Figure 1.
Combinatorial fragment exchange.
(1) Regions known to play an important role in the protein structure-function relationship are chosen and defined based on alignment of known structures or homology models. (2) Appropriate oligonucleotide primers are designed to fragment the gene encoding the core protein scaffold based on the structural alignment determined in (1). (3) The oligonucleotides generated in (2) are used to fragment the core gene. (4) Oligonucleotides encoding the selected regions from the selected donor sequence elements (red arrows) are used to splice together the core gene fragments generated either by PCR (white blocks; labelled Fn) or bridging oligonucleotides (blue arrows; labelled fn). This generates the library of variants with different combinations of sequences at each of the selected regions. The example given in the figure represents the fragmentation and reassembly approach used in this study.
Figure 2.
Sequence identity and region definition of chosen subtilisins.
Region marked with a + contains an additional calcium binding site and the S49D mutation to Sav core. The regions marked with * a Cys-X-Cys disulphide bond.
Figure 3.
Structural features of selected donor subtilisins.
(A) The additional calcium binding site observed in R2 of Ther and AK1. Calcium ion is shown as blue sphere, R2 is green with calcium coordinating residues shown as sticks. The catalytic triad is shown as grey sticks. Diagram created using PDB file 1THM [41]. (B) The Cys-X-Cys disulphide bridge in the R4 region of AK1 (PDB code 1DBI [31]). R4 is coloured cyan, with the disulphide bridge shown as sticks. The catalytic triad is shown as grey sticks. (C) Structure of ISP from B. clausii (PDB code 2X8J [33]).
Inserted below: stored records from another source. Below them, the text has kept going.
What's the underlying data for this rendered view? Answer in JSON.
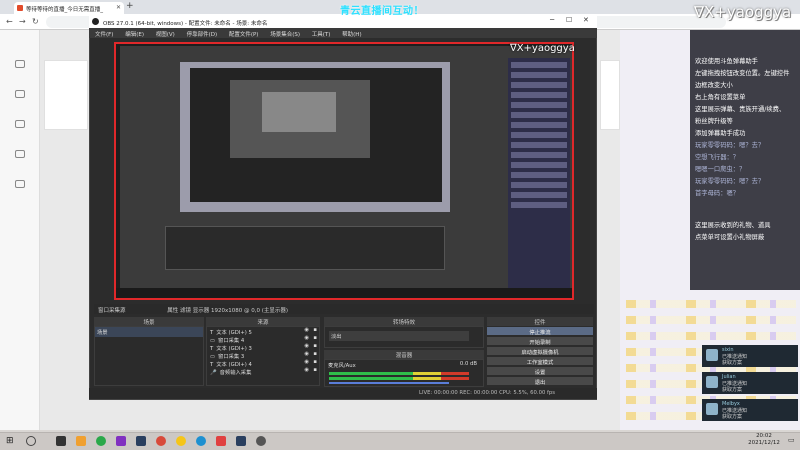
{
  "browser": {
    "tab_title": "等待等待的直播_今日无需直播_",
    "new_tab": "+"
  },
  "overlay": {
    "top_banner": "青云直播间互动！",
    "brand": "∇X+yaoggya",
    "right_lines": [
      {
        "text": "欢迎使用斗鱼弹幕助手",
        "dim": false
      },
      {
        "text": "左键拖拽按钮改变位置。左键控件",
        "dim": false
      },
      {
        "text": "边框改变大小",
        "dim": false
      },
      {
        "text": "右上角有设置菜单",
        "dim": false
      },
      {
        "text": "这里展示弹幕、贵族开通/续费、",
        "dim": false
      },
      {
        "text": "粉丝牌升级等",
        "dim": false
      },
      {
        "text": "添加弹幕助手成功",
        "dim": false
      },
      {
        "text": "玩家零零码码：嗯？去？",
        "dim": true
      },
      {
        "text": "空想飞行器：？",
        "dim": true
      },
      {
        "text": "嗯嗯一口爬虫：？",
        "dim": true
      },
      {
        "text": "玩家零零码码：嗯？去？",
        "dim": true
      },
      {
        "text": "首字母码：嗯？",
        "dim": true
      },
      {
        "text": "这里展示收到的礼物、道具",
        "dim": false
      },
      {
        "text": "点菜单可设置小礼物屏蔽",
        "dim": false
      }
    ]
  },
  "obs": {
    "title": "OBS 27.0.1 (64-bit, windows) - 配置文件: 未命名 - 场景: 未命名",
    "menu": [
      "文件(F)",
      "编辑(E)",
      "视图(V)",
      "停靠部件(D)",
      "配置文件(P)",
      "场景集合(S)",
      "工具(T)",
      "帮助(H)"
    ],
    "nested_brand": "∇X+yaoggya",
    "source_status": "窗口采集源",
    "property_bar": "属性   滤镜   显示器  1920x1080 @ 0,0 (主显示器)",
    "docks": {
      "scenes_title": "场景",
      "sources_title": "来源",
      "transitions_title": "转场特效",
      "mixer_title": "混音器",
      "controls_title": "控件"
    },
    "scenes": [
      "场景"
    ],
    "sources": [
      {
        "icon": "T",
        "name": "文本 (GDI+) 5"
      },
      {
        "icon": "▭",
        "name": "窗口采集 4"
      },
      {
        "icon": "T",
        "name": "文本 (GDI+) 3"
      },
      {
        "icon": "▭",
        "name": "窗口采集 3"
      },
      {
        "icon": "T",
        "name": "文本 (GDI+) 4"
      },
      {
        "icon": "🎤",
        "name": "音频输入采集"
      }
    ],
    "transition": "淡出",
    "mixer": [
      {
        "name": "麦克风/Aux",
        "db": "0.0 dB"
      }
    ],
    "controls": [
      "停止推流",
      "开始录制",
      "启动虚拟摄像机",
      "工作室模式",
      "设置",
      "退出"
    ],
    "statusbar": "LIVE: 00:00:00   REC: 00:00:00   CPU: 5.5%, 60.00 fps"
  },
  "notifications": [
    {
      "title": "sixin",
      "line1": "已推送通知",
      "line2": "获取方案"
    },
    {
      "title": "Julian",
      "line1": "已推送通知",
      "line2": "获取方案"
    },
    {
      "title": "Melbyx",
      "line1": "已推送通知",
      "line2": "获取方案"
    }
  ],
  "taskbar": {
    "time": "20:02",
    "date": "2021/12/12"
  },
  "colors": {
    "obs_bg": "#2c2c2c",
    "preview_border": "#e0282a",
    "banner": "#2de0ff",
    "taskbar": "#ccc8c5"
  }
}
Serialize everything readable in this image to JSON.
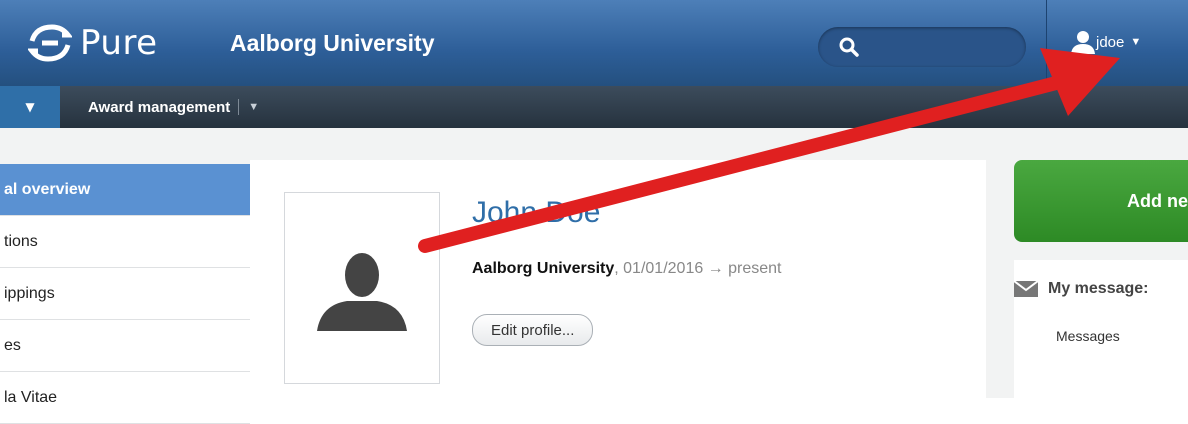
{
  "header": {
    "app_name": "Pure",
    "organization": "Aalborg University",
    "search_placeholder": "",
    "user": "jdoe"
  },
  "navbar": {
    "items": [
      {
        "label": "Award management"
      }
    ]
  },
  "sidebar": {
    "items": [
      {
        "label": "al overview",
        "active": true
      },
      {
        "label": "tions"
      },
      {
        "label": "ippings"
      },
      {
        "label": "es"
      },
      {
        "label": "la Vitae"
      }
    ]
  },
  "profile": {
    "name": "John Doe",
    "affiliation": "Aalborg University",
    "period": ", 01/01/2016 → present",
    "edit_label": "Edit profile..."
  },
  "actions": {
    "add_new_label": "Add ne"
  },
  "messages": {
    "title": "My message:",
    "link": "Messages"
  },
  "colors": {
    "header": "#2d5e98",
    "accent": "#5a91d2",
    "green": "#2d8a25",
    "annotation_arrow": "#e02020"
  },
  "icons": {
    "search": "search-icon",
    "user": "user-icon",
    "mail": "mail-icon",
    "avatar": "avatar-silhouette-icon"
  }
}
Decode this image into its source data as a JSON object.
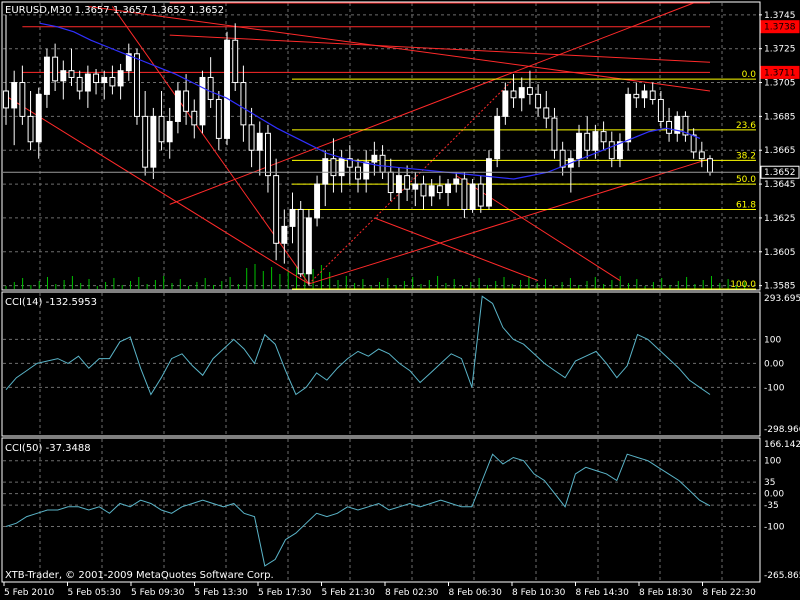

The two protomers are coloured grey and green respectively. The catalytic triad (space-fill) and the 6 selected regions (coloured red) are shown on the left, grey protomer. The homology model of ISP generated as described in the material and methods is coloured yellow and overlaid on the right, green protomer of the experimentally determined structure of ISP.
Figure 4.
Selected Sav regions for ComFrEx.
The structure of Sav (1SVN; [37] with each of the six regions highlighted as shown in the top panel of figure. The catalytic triad is shown as space-fill and calcium ions shown as green spheres. The right hand panel defines each of the regions in terms of their placement within Sav primary and secondary structure. The sequence of each region is shown and coloured as indicated in the diagram. Letters in bold and coloured black indicate residues contributing to the catalytic triad and anoxyion hole.
Figure 5.
Activity of rationally constructed Sav-hybrid variants.
The donor fragments at each of the 6 regions derives from one of the subtilisins, which is indicated in superscript in the figure. An active variant is indicated by the production of a clearing zone or halo around the B. subtilis colony due to digestion of casein embedded in the agar growth medium.
Table 1.
Activity of rationally constructed variants
Figure 6.
Characterisation of LibR34 variants.
Variants are blocked according to their FAAF:AAPF ratio as described in the main text. Variant v1F3 (labelled with *) has an additional N43L mutation. The sequence of R3 or R4 hybrid regions are described in Table S2. Data for variants labelled with + sharing the same sequence identified from different transformants is presented in Table S3.
Figure 7.
Characterisation of LibRall variants.
Variants are blocked according to their FAAF:AAPF ratio class as described in the main text. The colour code for regions R1 to R6 are: black, Sav; blue, BPN; yellow, Alc; green, SbE; orange, AK1; purple, Ther; cyan, ISP. Sequence of hybrid regions described in Table S4. Variants with additional mutations are labelled with a +: G206S (vaF4), N221I (vaB4), T23L (vaG5).